Rogers Centre. Multipurpose stadium hosting baseball games, concerts and events. Has a retractable roof to be adjusted depending on weather conditions. St. Lawrence Market. Major public market in Toronto’s old town. More than hundred sellers offering food, artisanal goods and antiques on the weekends. CF Toronto Eaton Centre. Massive shopping mall and office complex located downtown Toronto. Placed in a historic buildings with glass roof in the passageway.
Kensington Market. A compact bohemian neighbourhood in Toronto popular with locals and tourists alike for its indie shops, vintage boutiques and arts spaces. Canada’s Wonderland. Large amusement park with about 200 attractions, including roller coasters and water park. Ontario Science Centre. Popular interactive science and technology museum. Offering shows and IMAX cinema. Kids and family friendly attraction.
Toronto City Hall. Impressive building complex downtown Toronto, housing municipal government and mayor’s offices. Offering guided tours. Hockey Hall of Fame. The ice hockey museum and hall of fame. Hosting large collection of hockey memorabilia and offering interactive games. Nathan Phillips Square. Large public square with events throughout a year and with ice rink opened in the winter.
Yonge-Dundas Square. Public space designed to host live events, concerts, movies and community gatherings. Queen Street West. Major east-west thoroughfare in Toronto, stretching over the length of 14.2 kilometres. A scenic neighbourhood lined with restaurants, bars, shops and art galleries. EdgeWalk at the CN Tower. For extreme adventure seekers, this attraction offers walk on the edge of 356 meter high top of CN Tower. Participants are secured with suits and harnesses.
From other attractions we recommend: Union Station, Harbourfront Centre, Bata Shoe Museum, Scarborough Bluffs Park and Yorkville.
Top things to do in Toronto
After you visit all recommended attractions, we can suggest following: Corktown, Canary and Distillery Historic District Food Tour, Toronto Wine, Cheese, & Chocolate Tasting, Toronto Oyster Shucking Class, West End Brunch Tour, Urban Whiskey Trail Drinking Tour and Toronto Chinatown Food Tour if you want to experience food and drink around Toronto in a right way.
Festivals and events in Toronto
Toronto has very lively festival and events schedule throughout a year. Here are some of them.

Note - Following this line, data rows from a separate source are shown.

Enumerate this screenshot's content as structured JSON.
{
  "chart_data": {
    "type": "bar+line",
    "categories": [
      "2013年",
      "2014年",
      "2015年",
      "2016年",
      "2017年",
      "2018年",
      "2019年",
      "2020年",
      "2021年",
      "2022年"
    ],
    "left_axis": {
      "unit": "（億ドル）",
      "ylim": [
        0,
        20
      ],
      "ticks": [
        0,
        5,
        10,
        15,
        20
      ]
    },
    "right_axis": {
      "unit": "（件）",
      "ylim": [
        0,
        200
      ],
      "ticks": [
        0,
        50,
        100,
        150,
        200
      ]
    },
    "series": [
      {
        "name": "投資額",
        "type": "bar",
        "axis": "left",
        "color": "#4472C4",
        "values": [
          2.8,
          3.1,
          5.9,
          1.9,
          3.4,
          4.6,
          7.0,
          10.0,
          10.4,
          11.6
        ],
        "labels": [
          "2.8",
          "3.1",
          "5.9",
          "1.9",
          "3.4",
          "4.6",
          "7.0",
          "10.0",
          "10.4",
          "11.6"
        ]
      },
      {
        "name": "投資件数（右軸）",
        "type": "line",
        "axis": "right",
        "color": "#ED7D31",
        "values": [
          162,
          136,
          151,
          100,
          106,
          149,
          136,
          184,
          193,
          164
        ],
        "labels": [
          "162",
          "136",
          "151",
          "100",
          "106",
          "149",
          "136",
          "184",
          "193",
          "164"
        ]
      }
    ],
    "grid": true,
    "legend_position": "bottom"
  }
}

WinterCity Festival (January/February), Saint Patrick’s Day Parade (March), Canada Blooms (March), TD Toronto Jazz Festival (March/April), Hot Docs Canadian International Documentary Festival (April/May), GoodLife Fitness Toronto Marathon (May), Pickering Dragon Boat Festival (May), Luminato – Toronto Festival of Arts and Creativity (June), Toronto International Dragon Boat Festival (June), Pride Toronto (June), Toronto Canada Day Celebrations (June/July), Fringe of Toronto Theatre Festival (July), Canadian National Exhibition – CNE (August), Canadian International Air Show (August/September), Toronto International Film Festival (September), World Wine Awards of Canada (September), Windfest (October), Toronto Oktoberfest (October), Gourmet Food & Wine Expo (November), Canadian Aboriginal Festival (November).
Interesting facts about Toronto
Best time to fly to Toronto
The peak season for flights to Toronto is June, July and August. The low season for purchasing tickets is February, March and November.
Toronto is served by these airports: Pearson International Airport (YYZ), Hamilton Airport (YHM) and Toronto City Centre Airport (YTZ). Direct flights to Toronto are offered by 33 airlines.